Por exemplo, há um restaurante aqui em Boston que colocou uma variação de fufu em seu cardápio. Fufu é um alimento básico da África Ocidental, a palavra em si é do idioma ganense, Twi. O fufu é um acompanhamento para sopas e ensopados feito a partir de um amido como mandioca, banana-da-terra ou inhame, cozido e amassado em uma bola para servir. Este restaurante serviu um ‘fufu gnocchi’; parecia inautêntico, uma tentativa de ter essa expressão da culinária africana no cardápio, dada a dinâmica histórica daquele espaço que carecia de representação explícita ou até significativa da cultura africana refletida tanto na equipe quanto na clientela.
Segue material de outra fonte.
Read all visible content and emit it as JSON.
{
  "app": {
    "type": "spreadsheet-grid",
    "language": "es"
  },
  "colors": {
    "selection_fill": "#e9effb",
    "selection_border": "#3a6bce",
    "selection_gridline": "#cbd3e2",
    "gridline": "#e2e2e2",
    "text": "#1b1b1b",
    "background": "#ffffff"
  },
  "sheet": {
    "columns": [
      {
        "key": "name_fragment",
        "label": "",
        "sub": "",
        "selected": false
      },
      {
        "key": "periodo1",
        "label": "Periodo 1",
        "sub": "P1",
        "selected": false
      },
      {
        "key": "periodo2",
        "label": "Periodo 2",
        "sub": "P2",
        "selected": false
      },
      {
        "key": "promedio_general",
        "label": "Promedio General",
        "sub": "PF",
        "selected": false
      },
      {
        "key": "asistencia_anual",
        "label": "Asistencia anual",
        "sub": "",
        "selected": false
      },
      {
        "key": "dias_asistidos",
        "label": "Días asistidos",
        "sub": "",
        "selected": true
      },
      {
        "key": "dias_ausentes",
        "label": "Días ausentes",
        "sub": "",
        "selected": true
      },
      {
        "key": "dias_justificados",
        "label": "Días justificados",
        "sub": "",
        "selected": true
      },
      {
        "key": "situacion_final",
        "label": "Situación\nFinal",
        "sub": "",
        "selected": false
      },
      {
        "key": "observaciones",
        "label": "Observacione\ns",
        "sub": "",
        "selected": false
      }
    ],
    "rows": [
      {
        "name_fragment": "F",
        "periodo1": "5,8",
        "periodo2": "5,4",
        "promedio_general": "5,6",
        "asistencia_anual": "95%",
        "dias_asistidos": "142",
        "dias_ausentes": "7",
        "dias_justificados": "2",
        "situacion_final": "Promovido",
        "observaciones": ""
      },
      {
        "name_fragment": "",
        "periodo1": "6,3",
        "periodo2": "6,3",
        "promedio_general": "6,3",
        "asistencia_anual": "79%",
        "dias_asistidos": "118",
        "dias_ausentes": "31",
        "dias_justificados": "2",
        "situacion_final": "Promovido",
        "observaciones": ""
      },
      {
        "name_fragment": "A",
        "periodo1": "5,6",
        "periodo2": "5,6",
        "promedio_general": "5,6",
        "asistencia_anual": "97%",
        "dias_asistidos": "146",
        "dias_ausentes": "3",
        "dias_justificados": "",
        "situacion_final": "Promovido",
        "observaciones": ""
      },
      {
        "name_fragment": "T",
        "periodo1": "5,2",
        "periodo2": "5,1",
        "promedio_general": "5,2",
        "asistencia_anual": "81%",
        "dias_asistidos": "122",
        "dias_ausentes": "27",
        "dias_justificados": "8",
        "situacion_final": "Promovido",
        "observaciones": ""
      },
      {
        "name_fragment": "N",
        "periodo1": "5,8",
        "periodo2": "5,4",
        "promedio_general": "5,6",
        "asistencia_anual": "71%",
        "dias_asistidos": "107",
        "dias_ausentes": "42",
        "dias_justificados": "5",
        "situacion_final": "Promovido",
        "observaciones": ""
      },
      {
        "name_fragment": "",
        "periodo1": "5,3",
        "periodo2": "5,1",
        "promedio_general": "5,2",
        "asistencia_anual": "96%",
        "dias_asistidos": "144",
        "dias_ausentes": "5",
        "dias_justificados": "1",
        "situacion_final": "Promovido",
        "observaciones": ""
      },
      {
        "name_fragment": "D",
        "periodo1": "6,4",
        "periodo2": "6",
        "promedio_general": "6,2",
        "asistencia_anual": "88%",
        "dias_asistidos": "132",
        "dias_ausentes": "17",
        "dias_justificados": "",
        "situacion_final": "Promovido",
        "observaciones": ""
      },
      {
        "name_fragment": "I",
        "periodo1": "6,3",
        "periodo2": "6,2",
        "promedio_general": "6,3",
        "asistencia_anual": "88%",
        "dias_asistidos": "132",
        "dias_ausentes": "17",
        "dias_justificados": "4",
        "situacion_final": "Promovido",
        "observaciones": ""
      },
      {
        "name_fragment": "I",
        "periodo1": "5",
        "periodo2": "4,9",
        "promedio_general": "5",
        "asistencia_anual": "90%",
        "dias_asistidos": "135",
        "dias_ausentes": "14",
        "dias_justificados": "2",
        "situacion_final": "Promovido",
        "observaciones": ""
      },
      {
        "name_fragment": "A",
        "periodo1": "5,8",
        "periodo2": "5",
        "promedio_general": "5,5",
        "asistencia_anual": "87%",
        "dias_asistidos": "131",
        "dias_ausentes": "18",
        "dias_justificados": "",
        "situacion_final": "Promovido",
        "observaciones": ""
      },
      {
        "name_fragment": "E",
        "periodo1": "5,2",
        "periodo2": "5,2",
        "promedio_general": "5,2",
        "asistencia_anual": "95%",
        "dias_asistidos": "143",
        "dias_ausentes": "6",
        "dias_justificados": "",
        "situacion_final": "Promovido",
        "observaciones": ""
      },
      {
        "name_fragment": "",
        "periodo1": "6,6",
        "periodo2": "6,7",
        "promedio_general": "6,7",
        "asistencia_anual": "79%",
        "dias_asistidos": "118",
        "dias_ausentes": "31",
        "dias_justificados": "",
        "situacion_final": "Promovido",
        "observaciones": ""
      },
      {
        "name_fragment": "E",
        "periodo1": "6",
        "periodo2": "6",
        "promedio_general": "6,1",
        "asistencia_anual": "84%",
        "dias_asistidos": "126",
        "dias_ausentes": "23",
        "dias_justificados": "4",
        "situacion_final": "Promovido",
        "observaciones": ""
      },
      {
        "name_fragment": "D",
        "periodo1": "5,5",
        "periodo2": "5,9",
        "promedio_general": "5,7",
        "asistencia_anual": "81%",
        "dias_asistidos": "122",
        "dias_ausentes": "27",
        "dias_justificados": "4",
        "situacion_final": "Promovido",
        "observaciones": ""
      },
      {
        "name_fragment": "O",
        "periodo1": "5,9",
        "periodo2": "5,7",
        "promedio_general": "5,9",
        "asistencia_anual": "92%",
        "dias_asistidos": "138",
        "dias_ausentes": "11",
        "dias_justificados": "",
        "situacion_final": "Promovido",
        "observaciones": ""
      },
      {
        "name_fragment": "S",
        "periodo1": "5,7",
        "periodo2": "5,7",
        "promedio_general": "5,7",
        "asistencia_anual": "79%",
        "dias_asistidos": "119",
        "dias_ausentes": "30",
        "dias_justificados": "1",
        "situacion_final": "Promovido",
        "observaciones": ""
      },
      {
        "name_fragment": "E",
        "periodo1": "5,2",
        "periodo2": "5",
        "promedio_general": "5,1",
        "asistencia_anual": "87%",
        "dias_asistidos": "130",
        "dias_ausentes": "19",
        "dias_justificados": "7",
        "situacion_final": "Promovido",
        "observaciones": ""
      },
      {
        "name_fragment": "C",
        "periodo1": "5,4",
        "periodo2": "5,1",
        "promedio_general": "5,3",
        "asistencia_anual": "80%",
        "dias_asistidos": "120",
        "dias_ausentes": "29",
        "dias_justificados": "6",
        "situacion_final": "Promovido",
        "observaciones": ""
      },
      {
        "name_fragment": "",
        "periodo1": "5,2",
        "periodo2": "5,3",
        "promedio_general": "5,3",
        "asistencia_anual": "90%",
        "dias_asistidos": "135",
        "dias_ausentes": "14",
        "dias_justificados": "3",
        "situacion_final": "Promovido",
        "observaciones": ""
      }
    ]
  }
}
A responsabilidade é importante
A responsabilidade é uma parte importante de como pessoas de diferentes culturas se unem para fazer comida e bebidas. É por isso que enfatizo a necessidade de ser mais criteriosa hoje em dia em relação aos bares ou restaurantes que visito, pessoas que apoio. Ao criar, a pesquisa precisa ser feita primeiro, e isso é de suma importância: se você descobrir que um ingrediente é historicamente usado de forma sagrada em seu ambiente original, deveria realmente ser usado em seu coquetel?
Você está ciente e reconhecendo as dinâmicas de poder envolvidas na história ou origem desses ingredientes? Você está participando ou construindo comunidade com aqueles das culturas desses ingredientes ou técnicas – ou você está apenas usando porque é legal?
O acesso e a educação também são fundamentais para a cultura negra prosperar. Compartilhar conhecimento é fundamental, porque outro objetivo fundamental meu é fornecer às pessoas não-brancas a oportunidade de construir novos ambientes de trabalho, não apenas entrar em espaços existentes. Eu quero treinar pessoas, mas também quero criar novas oportunidades, incluindo salários iguais, uma vida saudável fora do trabalho e uma luta contra a hospitalidade tóxica.
Nós somos servidores, não servos: a falta de respeito nunca deve ser tolerada, e nossas novas ou emergentes gerações de bartenders não-brancos estão tornando isso uma parte integral de nosso trabalho. Estamos resistindo à discriminação. Quero ver o número de restaurantes de proprietários negros triplicar em Boston nos próximos anos; isso significa que tudo acima precisa acontecer – e eu acredito que pode acontecer.